Exactement comme pour la prescription de préparations au cannabis, la dérogation qui concerne les têtes de cannabis thérapeutique est en principe possible dans le cas de nombreuses maladies. La justification doit être faite par le biais de la littérature scientifique correspondante prouvant l’efficacité du médicament, ou par des documents présentant les effets thérapeutiques sur le plan individuel. L’« amélioration de l’état subjectif » peut également représenter un avantage sur le plan médical, dans la mesure où l’on peut le prouver par un document. Dans le cas de maladies rares et peu explorées, il est souvent difficile de produire un justificatif. Un médecin spécialisé et un spécialiste de la médecine à base de cannabinoïdes doivent alors travailler ensemble sur la demande, l’autorité qui délivre l’autorisation réclamant une évaluation du bénéfice et du risque liés à l’utilisation du cannabis. L’institut fédéral pour les dispositifs médicaux et les produits pharmaceutiques (BfArM) doit pouvoir comprendre, en s’appuyant sur la documentation fournie, pourquoi le cannabis est le seul médicament produisant un effet positif sur la maladie de l’individu, faute de solutions thérapeutiques alternatives appropriées et disponibles.
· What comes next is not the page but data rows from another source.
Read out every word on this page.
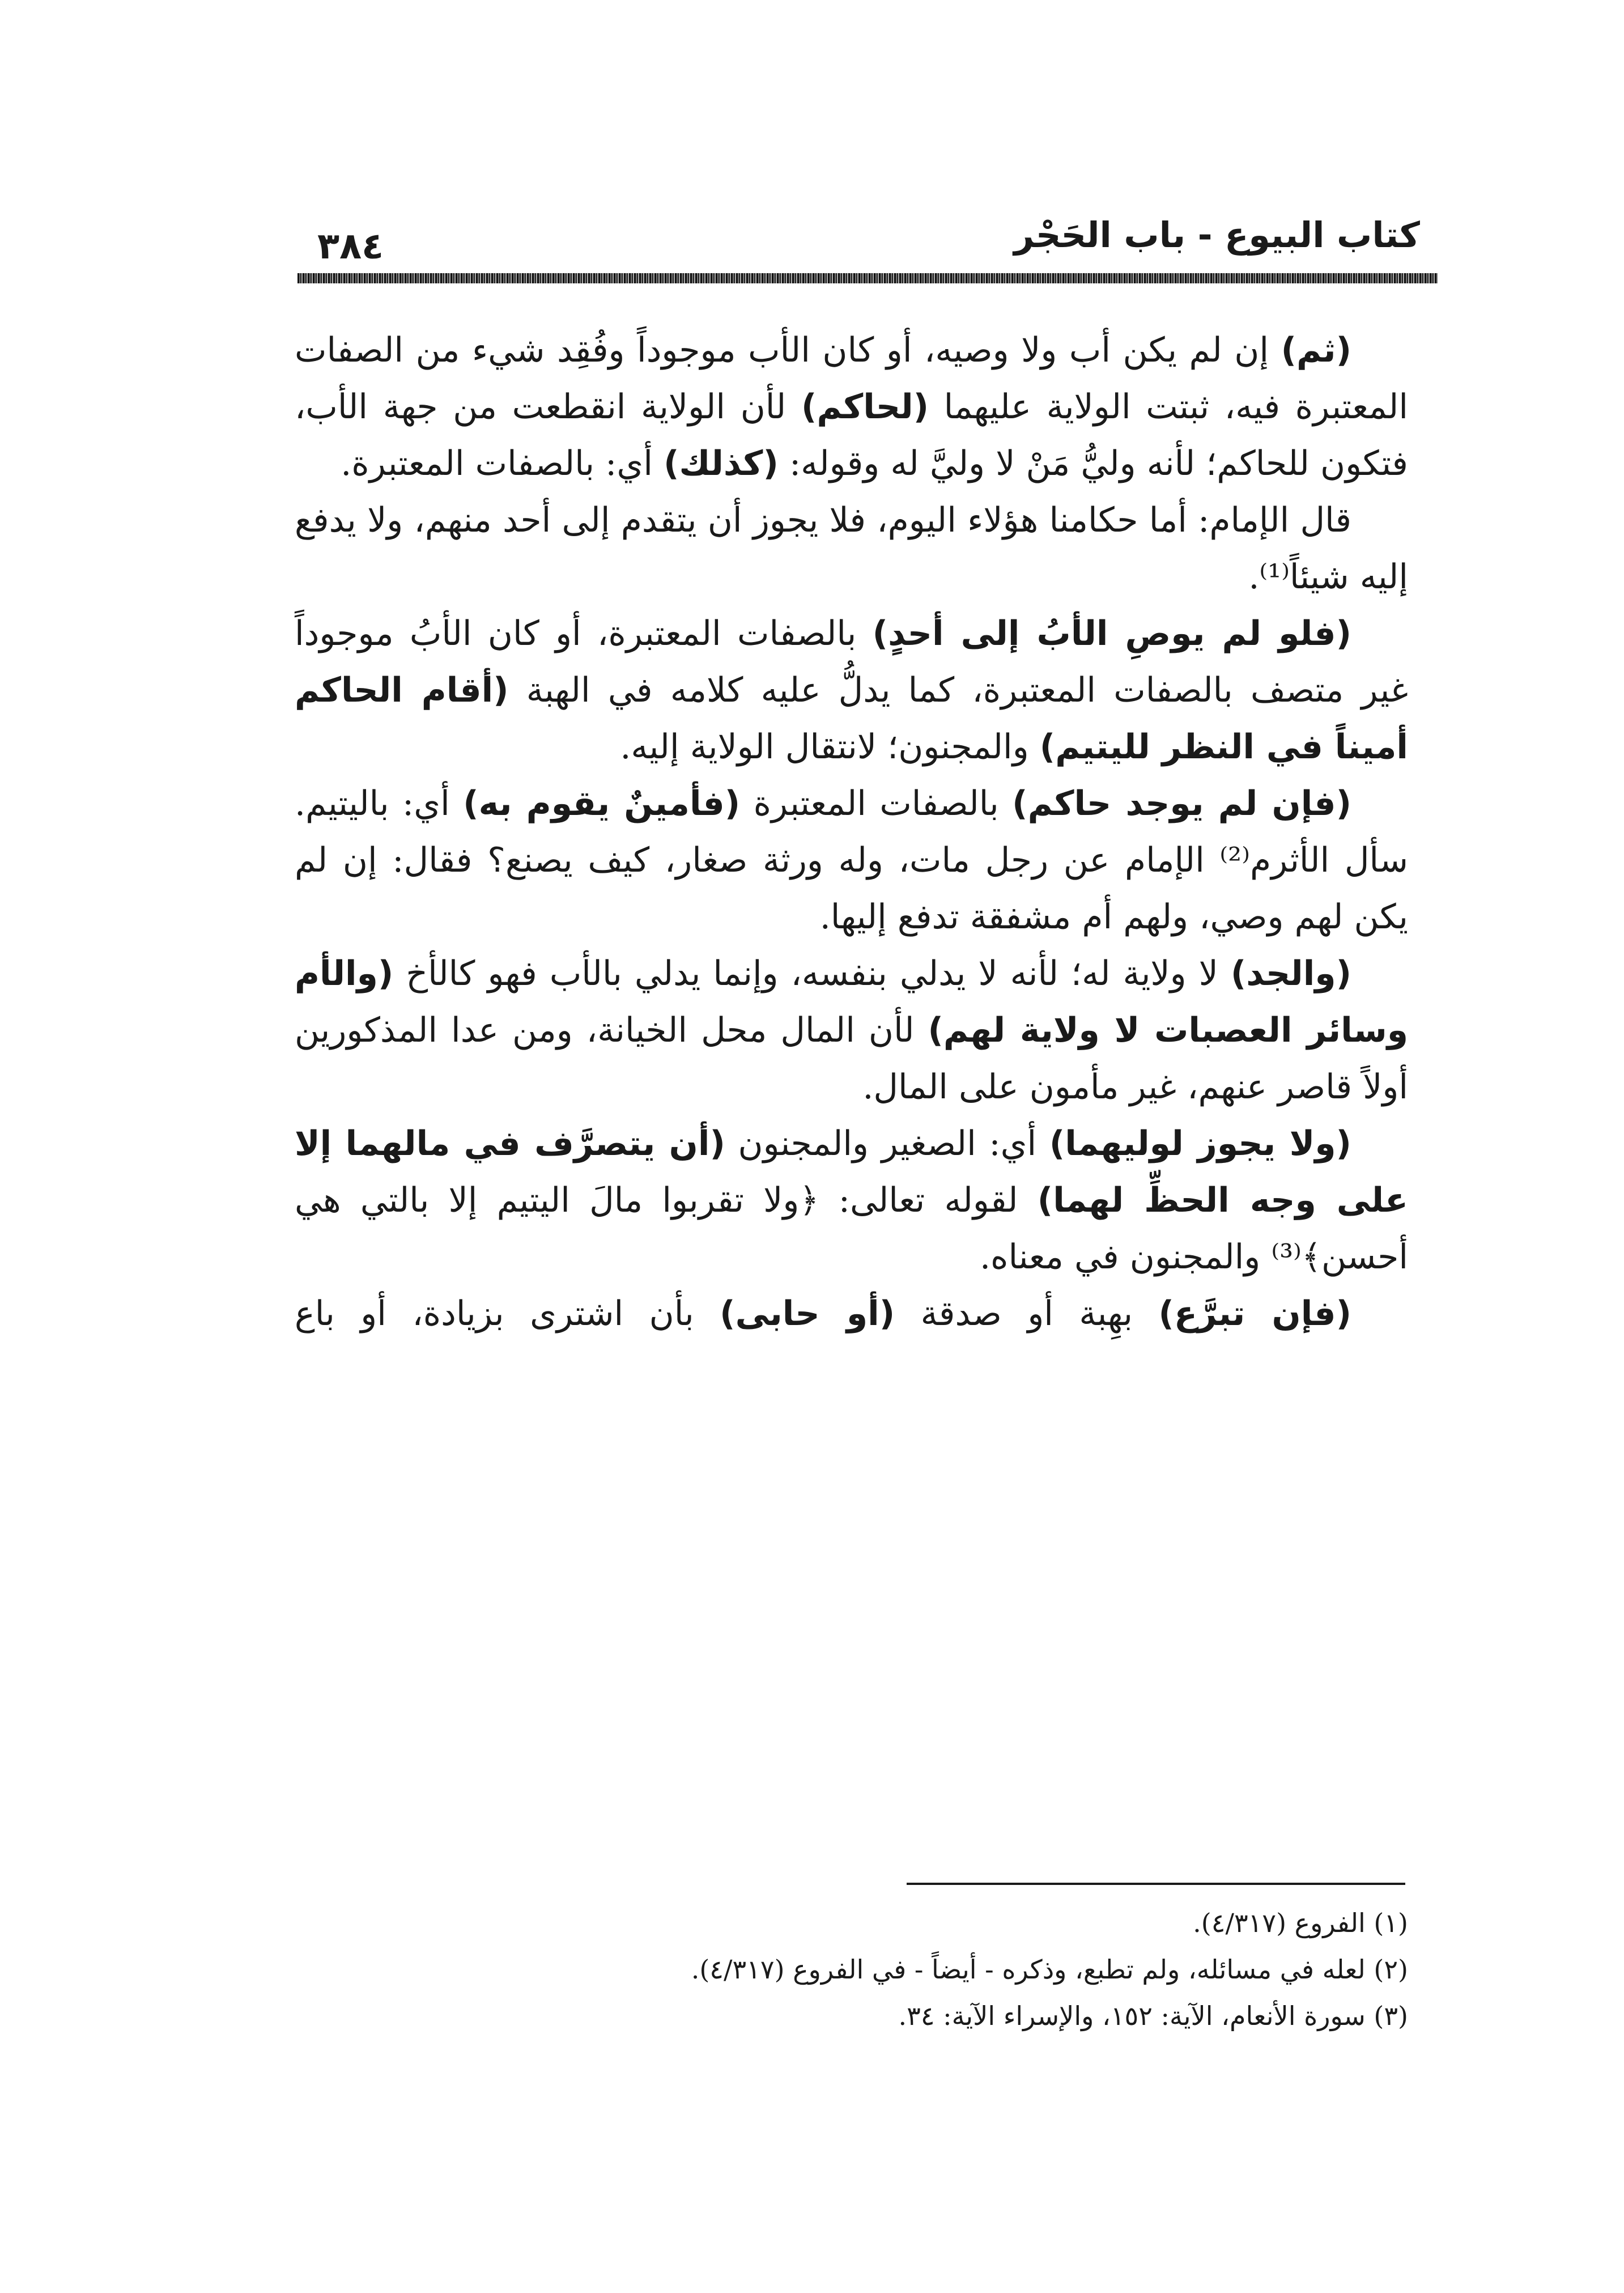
كتاب البيوع - باب الحَجْر
٣٨٤

(ثم) إن لم يكن أب ولا وصيه، أو كان الأب موجوداً وفُقِد شيء من الصفات المعتبرة فيه، ثبتت الولاية عليهما (لحاكم) لأن الولاية انقطعت من جهة الأب، فتكون للحاكم؛ لأنه وليُّ مَنْ لا وليَّ له وقوله: (كذلك) أي: بالصفات المعتبرة.

قال الإمام: أما حكامنا هؤلاء اليوم، فلا يجوز أن يتقدم إلى أحد منهم، ولا يدفع إليه شيئاً⁽¹⁾.

(فلو لم يوصِ الأبُ إلى أحدٍ) بالصفات المعتبرة، أو كان الأبُ موجوداً غير متصف بالصفات المعتبرة، كما يدلُّ عليه كلامه في الهبة (أقام الحاكم أميناً في النظر لليتيم) والمجنون؛ لانتقال الولاية إليه.

(فإن لم يوجد حاكم) بالصفات المعتبرة (فأمينٌ يقوم به) أي: باليتيم. سأل الأثرم⁽²⁾ الإمام عن رجل مات، وله ورثة صغار، كيف يصنع؟ فقال: إن لم يكن لهم وصي، ولهم أم مشفقة تدفع إليها.

(والجد) لا ولاية له؛ لأنه لا يدلي بنفسه، وإنما يدلي بالأب فهو كالأخ (والأم وسائر العصبات لا ولاية لهم) لأن المال محل الخيانة، ومن عدا المذكورين أولاً قاصر عنهم، غير مأمون على المال.

(ولا يجوز لوليهما) أي: الصغير والمجنون (أن يتصرَّف في مالهما إلا على وجه الحظِّ لهما) لقوله تعالى: ﴿ولا تقربوا مالَ اليتيم إلا بالتي هي أحسن﴾⁽³⁾ والمجنون في معناه.

(فإن تبرَّع) بهِبة أو صدقة (أو حابى) بأن اشترى بزيادة، أو باع

(١) الفروع (٤/٣١٧).
(٢) لعله في مسائله، ولم تطبع، وذكره - أيضاً - في الفروع (٤/٣١٧).
(٣) سورة الأنعام، الآية: ١٥٢، والإسراء الآية: ٣٤.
Toutes les informations utiles aux patients, aux médecins et aux pharmaciens lors du dépot de la demande ainsi que pour la prescription des médicaments au cannabis tels que le Dronabinol, le Nabilon et le Sativex se trouvent dans la « note explicative sur la demande de dérogation pour l’utilisation de cannabis à des fins thérapeutiques auprès de l’office fédéral des narcotiques » du Dr Franjo Grotenhermen.

Conclusion

Suivant l’indication, il est moyennement difficile d’obtenir sur prescription des préparations à base de cannabis prêtes à l’emploi. Lorsque la variante végétale entre en jeu, cela devient compliqué, mais pas impossible. Plus que jamais, l’Allemagne doit bon gré mal gré approvisionner les patients en cannabis, certains patients s’étant plaints. Le transport et la distribution en Allemagne coûtant entre 9 et 14 euros le gramme, l’importation est onéreuse et finit même par surpasser le prix des têtes de cannabis elles-mêmes. Le gouvernement allemand refuse depuis des années de produire le médicament sur le territoire national, parce qu’on ne veut pas mettre en place une agence du cannabis. Une agence du cannabis implique en effet la réglementation et surtout la normalisation des médicaments naturels au cannabis. Et pour un pays comme l’Allemagne où le lobby pharmaceutique est le plus puissant de l’UE, ceci n’est pas souhaitable. C’est pourquoi le modèle de l’importation, y compris la monstruosité bureaucratique que l’on appelle « dérogation prévue au chapitre 3 alinéa 2 de la loi fédérale sur les stupéfiants (BtMG) », a été créé. On se protège ainsi de nouvelles plaintes d’autres patients et l’on veille à ménager des obstacles énormes, que de nombreux malades ne peuvent surmonter seuls. Du moins jusqu’à maintenant.